Facebook subsidiary Instagram recently revised their terms of service, adding a few controversial new terms that will allow the company to monetize your photos.  They broadened the license you give to the photo-sharing service to allow Instagram to sub-license your photos, adding a broad grant of permission:

To help us deliver interesting paid or sponsored content or promotions, you agree that a business or other entity may pay us to display your username, likeness, photos (along with any associated metadata), and/or actions you take, in connection with paid or sponsored content or promotions, without any compensation to you.

On its face, this sentence is not limited to public photos, though the company does retain its privacy setting options for photos.  If you do not like this possibility, the only choice is to leave the service entirely.

Instagram should reconsider this policy, because it conflicts with the three key principles we developed for social networking services: informed decision making, control and the right to leave.

First, it is very hard for you to make an informed choice, since Instagram has not explained how it will implement this monetization. In effect, they are asking you to agree to allow them to do whatever they choose to do later, whether or not there is an opt-in, opt-out or user controls over the future commercialization.

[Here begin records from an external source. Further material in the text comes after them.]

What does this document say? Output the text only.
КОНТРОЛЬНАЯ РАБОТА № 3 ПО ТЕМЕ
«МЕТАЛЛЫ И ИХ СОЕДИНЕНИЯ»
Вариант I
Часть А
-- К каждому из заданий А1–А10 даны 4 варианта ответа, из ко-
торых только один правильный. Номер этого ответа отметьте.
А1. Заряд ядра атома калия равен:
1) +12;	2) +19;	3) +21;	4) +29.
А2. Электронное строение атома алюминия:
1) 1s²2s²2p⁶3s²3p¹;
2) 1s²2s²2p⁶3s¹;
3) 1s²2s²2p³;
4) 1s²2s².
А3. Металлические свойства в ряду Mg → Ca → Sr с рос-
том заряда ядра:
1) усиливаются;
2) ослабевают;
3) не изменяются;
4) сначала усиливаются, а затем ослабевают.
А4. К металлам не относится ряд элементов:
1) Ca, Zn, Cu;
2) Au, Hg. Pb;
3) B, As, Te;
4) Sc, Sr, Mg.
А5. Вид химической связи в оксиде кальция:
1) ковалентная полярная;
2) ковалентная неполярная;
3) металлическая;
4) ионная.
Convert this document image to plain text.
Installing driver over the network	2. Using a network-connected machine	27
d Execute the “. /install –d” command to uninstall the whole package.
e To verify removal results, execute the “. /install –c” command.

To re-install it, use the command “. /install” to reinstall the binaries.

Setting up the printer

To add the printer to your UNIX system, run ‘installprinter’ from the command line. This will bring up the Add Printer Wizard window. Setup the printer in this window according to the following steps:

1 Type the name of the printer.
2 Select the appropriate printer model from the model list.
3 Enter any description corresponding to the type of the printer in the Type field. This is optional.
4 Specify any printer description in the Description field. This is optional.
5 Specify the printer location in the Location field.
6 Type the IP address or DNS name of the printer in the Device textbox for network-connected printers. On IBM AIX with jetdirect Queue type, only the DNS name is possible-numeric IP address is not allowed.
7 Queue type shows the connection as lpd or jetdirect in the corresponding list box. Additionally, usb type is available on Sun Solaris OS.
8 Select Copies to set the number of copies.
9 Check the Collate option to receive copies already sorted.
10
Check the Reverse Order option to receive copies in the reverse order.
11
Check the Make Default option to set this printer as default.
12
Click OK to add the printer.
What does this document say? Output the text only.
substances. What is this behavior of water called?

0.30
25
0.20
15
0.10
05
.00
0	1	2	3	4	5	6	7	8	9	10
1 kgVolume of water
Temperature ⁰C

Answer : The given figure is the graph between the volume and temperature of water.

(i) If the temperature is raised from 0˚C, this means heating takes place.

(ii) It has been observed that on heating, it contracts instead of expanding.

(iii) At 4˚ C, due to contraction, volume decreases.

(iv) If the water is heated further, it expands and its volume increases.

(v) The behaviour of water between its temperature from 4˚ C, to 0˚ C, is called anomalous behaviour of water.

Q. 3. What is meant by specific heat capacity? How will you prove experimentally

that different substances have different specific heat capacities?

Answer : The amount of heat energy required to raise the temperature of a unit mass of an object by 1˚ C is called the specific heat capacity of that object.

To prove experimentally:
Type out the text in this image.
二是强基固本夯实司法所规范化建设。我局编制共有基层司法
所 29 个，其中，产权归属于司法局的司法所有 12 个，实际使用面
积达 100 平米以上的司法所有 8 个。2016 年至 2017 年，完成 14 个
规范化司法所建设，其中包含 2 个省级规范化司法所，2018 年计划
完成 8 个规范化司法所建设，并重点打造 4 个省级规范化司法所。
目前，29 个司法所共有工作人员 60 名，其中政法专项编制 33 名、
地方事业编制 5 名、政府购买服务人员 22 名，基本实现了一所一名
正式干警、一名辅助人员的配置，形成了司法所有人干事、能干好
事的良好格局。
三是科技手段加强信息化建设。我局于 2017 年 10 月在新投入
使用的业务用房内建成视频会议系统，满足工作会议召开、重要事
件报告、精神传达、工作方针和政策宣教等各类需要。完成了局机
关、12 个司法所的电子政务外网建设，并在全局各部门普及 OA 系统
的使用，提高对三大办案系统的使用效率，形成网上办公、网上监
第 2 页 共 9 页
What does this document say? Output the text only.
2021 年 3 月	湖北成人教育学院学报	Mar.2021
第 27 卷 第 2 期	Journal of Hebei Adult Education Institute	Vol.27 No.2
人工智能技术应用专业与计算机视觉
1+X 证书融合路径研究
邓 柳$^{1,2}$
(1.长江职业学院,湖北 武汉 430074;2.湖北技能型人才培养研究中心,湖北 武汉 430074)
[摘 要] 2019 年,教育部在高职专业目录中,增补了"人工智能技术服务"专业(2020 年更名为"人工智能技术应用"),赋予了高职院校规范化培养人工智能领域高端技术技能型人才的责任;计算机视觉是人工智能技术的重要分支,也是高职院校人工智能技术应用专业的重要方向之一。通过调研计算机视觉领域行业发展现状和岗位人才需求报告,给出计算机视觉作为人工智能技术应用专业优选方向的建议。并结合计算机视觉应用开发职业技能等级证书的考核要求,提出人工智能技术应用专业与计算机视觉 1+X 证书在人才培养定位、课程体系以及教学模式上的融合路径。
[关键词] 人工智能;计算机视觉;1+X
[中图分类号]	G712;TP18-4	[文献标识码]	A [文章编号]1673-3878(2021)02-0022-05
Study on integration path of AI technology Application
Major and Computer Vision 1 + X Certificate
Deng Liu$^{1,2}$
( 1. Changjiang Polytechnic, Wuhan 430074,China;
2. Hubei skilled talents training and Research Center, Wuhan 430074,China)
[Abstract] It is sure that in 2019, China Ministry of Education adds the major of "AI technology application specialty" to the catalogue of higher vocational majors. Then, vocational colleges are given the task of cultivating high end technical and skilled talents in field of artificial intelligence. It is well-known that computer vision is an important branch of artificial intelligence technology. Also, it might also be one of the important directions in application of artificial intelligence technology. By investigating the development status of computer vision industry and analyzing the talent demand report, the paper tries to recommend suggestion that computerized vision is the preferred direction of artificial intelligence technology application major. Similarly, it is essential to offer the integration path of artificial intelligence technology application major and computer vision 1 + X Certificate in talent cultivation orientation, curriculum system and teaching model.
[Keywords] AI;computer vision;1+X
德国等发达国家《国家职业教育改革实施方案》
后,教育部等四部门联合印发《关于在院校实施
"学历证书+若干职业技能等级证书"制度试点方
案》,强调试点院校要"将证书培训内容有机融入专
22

Second, it violates the principle of user control, since there is no explicit opt-in permission from the user for this change in how user content will be used.  When Facebook, Instagram’s parent company, ran into trouble for its privacy practices, one of the key issues was making changes where users had to opt-out.  Instagram should be cautious before heading down the same road.

Third, if users are dissatisfied with a social network’s practices, they should have the ability to leave – which means being able to remove one’s entire account so that the data is no longer under the social network’s control.  Here, however, if you agree to these terms (effective January 16), and then – perhaps after the commercialization feature is activated sometime next year – decide to leave the service, Instagram retains the “non-exclusive, fully paid and royalty-free, transferable, sub-licensable, worldwide license” to all of your photos.  

Some of these problems are less pressing if the photo is intended to be public, and some users may actually want the opportunity for their photos to get wide spread fame and fortune.  For those users, the better way forward is enabling users to easily license their photos with Creative Commons. 

Other photo services offer revenue sharing with their users.  For example. Yahoo’s Flickr not only offers the ability to mark photos with a Creative Commons license, but also has an opt-in program with Getty Images for users who want to commercialize the photos. While imperfect (Getty requires exclusive rights, and is incompatible with CC licenses), there is something to the notion of sharing the revenue with the user.

A final reason that Instagram might want to reconsider is that the license provided by the user does not give them all the legal comfort they need.  The user is generally going to be the photographer and not the subject of the photo.  A right to the user’s “likeness” is not going to substitute for a model release from the subject of the photograph.

If you wish to opt-out of the new terms, but not lose your photos, Wired has provided a handy guide to downloading your photos and deleting your account, relying upon Instaport. Note, however, that the Terms claim to prohibit crawling or scraping – it remains to be seen if Instagram will take action to stop people from using third party services to take their photos with them if they opt-out. 

Update: Instagram has put out a statement on their blog saying that they plan to reconsider these changes, and will be modifying the language in the Terms.  Instagram also explained that they feel that the Terms were misinterpreted and they did not intend to sell photos.  Whatever their intention, the key is the language of the agreement.  We look forward to reviewing the revised Terms.